对于包含boot的000001d2,包含了文件系统为0x83,这里并没有提示出文件系统是ext2或者ext4等,这个地方通过get_linux_label(int i) 来读取磁盘分区的超级块来判断具体文件文件系统类型。我现在这个版本的util没有对ext4的处理,但是不影响实现的思路:
static void
get_linux_label(int i) {
 
#define EXT2LABELSZ 16
#define EXT2_SUPER_MAGIC 0xEF53
#define EXT3_FEATURE_COMPAT_HAS_JOURNAL 0x0004
struct ext2_super_block {
char  s_dummy0[56];
unsigned char  s_magic[2];
char  s_dummy1[34];
unsigned char  s_feature_compat[4];
char  s_dummy2[24];
char  s_volume_name[EXT2LABELSZ];
char  s_last_mounted[64];
char  s_dummy3[824];
} e2fsb;
offset = (p_info[i].first_sector + p_info[i].offset) * SECTOR_SIZE
+ 1024;
if (lseek(fd, offset, SEEK_SET) == offset
    && read(fd, &e2fsb, sizeof(e2fsb)) == sizeof(e2fsb)
    && e2fsb.s_magic[0] + (e2fsb.s_magic[1]<<8) == EXT2_SUPER_MAGIC) {
label = e2fsb.s_volume_name;
for(j=0; j<EXT2LABELSZ && j<LABELSZ && isprint(label[j]); j++)
p_info[i].volume_label[j] = label[j];
p_info[i].volume_label[j] = 0;
/* ext2 or ext3? */
if (e2fsb.s_feature_compat[0]&EXT3_FEATURE_COMPAT_HAS_JOURNAL)
strncpy(p_info[i].fstype, "ext3", FSTYPESZ);
else
strncpy(p_info[i].fstype, "ext2", FSTYPESZ);
return;
}
……                
三、操作系统对于磁盘分区的识别和处理
这个功能和cfdisk中的部分功能是重合的,但是内核中的代码更加全面些,操作系统对于逻辑分区的处理
linux-3.12.6\block\partitions\check.c
static int (*check_part[])(struct parsed_partitions *) = {
/*
 * Probe partition formats with tables at disk address 0
 * that also have an ADFS boot block at 0xdc0.
 */
……
#ifdef CONFIG_EFI_PARTITION
efi_partition, /* this must come before msdos */
#endif
……
#ifdef CONFIG_MSDOS_PARTITION
msdos_partition,
#endif
……
}   
      
struct parsed_partitions *
check_partition(struct gendisk *hd, struct block_device *bdev)
{
……
i = res = err = 0;
while (!res && check_part[i]) {
memset(state->parts, 0, state->limit * sizeof(state->parts[0]));
res = check_part[i++](state);
if (res < 0) {
/* We have hit an I/O error which we don't report now.
  * But record it, and let the others do their job.
  */
err = res;
res = 0;
}
 
}
……
}        
 
linux-3.12.6\block\partitions\msdos.c
#define MSDOS_LABEL_MAGIC1 0x55
#define MSDOS_LABEL_MAGIC2 0xAA
 
static inline int
msdos_magic_present(unsigned char *p)
{
return (p[0] == MSDOS_LABEL_MAGIC1 && p[1] == MSDOS_LABEL_MAGIC2);
}
 
int msdos_partition(struct parsed_partitions *state)
{
sector_t sector_size = bdev_logical_block_size(state->bdev) / 512;
Sector sect;
unsigned char *data;
struct partition *p;
struct fat_boot_sector *fb;
int slot;
u32 disksig;
 
data = read_part_sector(state, 0, &sect);
……
if (!msdos_magic_present(data + 510)) {
put_dev_sector(sect);
return 0;
}
 
/*
 * Now that the 55aa signature is present, this is probably
 * either the boot sector of a FAT filesystem or a DOS-type
 * partition table.
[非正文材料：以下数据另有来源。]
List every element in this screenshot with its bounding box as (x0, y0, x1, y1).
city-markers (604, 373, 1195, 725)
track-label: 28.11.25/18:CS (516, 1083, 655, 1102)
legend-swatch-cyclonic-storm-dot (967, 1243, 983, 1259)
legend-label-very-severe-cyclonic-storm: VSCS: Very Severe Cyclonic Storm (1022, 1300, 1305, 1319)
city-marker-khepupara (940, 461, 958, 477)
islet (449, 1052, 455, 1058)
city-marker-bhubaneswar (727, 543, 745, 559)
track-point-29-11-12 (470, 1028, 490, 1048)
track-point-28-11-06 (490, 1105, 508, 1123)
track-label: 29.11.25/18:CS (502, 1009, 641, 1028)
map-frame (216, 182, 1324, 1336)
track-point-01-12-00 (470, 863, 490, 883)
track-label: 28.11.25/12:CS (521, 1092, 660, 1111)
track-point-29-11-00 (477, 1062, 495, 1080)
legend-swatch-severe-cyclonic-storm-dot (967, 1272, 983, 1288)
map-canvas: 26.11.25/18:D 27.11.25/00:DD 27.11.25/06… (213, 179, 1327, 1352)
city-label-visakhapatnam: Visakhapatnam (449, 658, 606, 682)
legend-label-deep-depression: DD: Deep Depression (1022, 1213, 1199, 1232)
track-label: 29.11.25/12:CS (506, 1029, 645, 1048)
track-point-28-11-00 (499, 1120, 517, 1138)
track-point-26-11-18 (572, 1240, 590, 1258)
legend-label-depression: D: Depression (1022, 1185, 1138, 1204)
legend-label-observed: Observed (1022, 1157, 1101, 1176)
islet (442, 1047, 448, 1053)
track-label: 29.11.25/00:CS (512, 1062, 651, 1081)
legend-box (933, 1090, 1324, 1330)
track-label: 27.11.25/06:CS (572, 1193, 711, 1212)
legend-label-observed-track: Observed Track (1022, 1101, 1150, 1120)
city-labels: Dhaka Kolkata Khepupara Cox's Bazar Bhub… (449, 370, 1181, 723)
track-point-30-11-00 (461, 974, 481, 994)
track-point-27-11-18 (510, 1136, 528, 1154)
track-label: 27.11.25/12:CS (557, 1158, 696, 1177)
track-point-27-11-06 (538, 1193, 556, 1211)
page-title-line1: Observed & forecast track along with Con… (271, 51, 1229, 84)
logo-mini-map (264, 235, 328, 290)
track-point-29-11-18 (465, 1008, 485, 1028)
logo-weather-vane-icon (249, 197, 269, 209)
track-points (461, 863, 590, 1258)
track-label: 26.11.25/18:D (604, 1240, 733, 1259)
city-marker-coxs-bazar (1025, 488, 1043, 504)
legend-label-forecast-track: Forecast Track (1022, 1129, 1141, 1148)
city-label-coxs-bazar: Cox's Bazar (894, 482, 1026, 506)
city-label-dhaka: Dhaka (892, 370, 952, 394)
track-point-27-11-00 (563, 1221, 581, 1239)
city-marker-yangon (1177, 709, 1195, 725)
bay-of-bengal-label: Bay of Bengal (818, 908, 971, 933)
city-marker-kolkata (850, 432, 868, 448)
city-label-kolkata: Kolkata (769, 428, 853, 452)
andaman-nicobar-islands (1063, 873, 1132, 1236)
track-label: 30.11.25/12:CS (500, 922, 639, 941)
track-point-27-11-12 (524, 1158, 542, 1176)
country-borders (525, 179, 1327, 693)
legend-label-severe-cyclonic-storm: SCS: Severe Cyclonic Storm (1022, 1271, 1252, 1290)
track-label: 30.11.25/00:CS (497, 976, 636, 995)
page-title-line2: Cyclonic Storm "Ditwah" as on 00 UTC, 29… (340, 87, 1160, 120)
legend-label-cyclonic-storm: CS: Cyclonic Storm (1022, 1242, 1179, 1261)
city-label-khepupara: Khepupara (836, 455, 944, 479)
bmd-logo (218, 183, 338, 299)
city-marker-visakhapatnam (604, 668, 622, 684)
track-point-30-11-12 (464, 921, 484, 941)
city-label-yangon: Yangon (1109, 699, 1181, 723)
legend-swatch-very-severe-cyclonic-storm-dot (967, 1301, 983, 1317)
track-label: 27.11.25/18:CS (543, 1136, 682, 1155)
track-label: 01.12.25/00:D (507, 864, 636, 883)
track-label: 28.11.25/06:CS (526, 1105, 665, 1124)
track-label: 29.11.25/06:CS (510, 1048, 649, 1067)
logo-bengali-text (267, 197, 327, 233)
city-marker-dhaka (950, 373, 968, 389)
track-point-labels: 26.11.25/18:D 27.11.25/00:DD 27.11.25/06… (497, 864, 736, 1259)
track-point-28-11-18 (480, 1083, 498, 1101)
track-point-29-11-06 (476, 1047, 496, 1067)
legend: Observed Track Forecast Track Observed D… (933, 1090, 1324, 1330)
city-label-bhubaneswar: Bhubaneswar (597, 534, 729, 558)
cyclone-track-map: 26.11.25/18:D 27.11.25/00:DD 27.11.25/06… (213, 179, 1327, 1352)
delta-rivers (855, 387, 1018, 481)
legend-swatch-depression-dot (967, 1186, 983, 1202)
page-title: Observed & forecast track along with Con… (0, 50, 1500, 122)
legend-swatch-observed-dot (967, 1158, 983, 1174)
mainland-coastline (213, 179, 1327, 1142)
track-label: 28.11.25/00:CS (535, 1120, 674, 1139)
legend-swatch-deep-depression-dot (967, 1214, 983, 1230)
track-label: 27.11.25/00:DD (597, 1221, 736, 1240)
Reject this in case the boot indicator
 * is not 0 or 0x80.
 */
p = (struct partition *) (data + 0x1be);
for (slot = 1; slot <= 4; slot++, p++) {
if (p->boot_ind != 0 && p->boot_ind != 0x80) {
/*
 * Even without a valid boot inidicator value
 * its still possible this is valid FAT filesystem
 * without a partition table.
 */
fb = (struct fat_boot_sector *) data;
if (slot == 1 && fb->reserved && fb->fats
&& fat_valid_media(fb->media)) {
strlcat(state->pp_buf, "\n", PAGE_SIZE);
put_dev_sector(sect);
return 1;
} else {
put_dev_sector(sect);
return 0;
}
}
}
……
        
在系统日志中的输出,对应函数msdos_partition中的代码
tsecer@harry: dmesg | grep sd 
[    4.372603] sd 2:0:0:0: [sda] 62914560 512-byte logical blocks: (32.2 GB/30.0 GiB)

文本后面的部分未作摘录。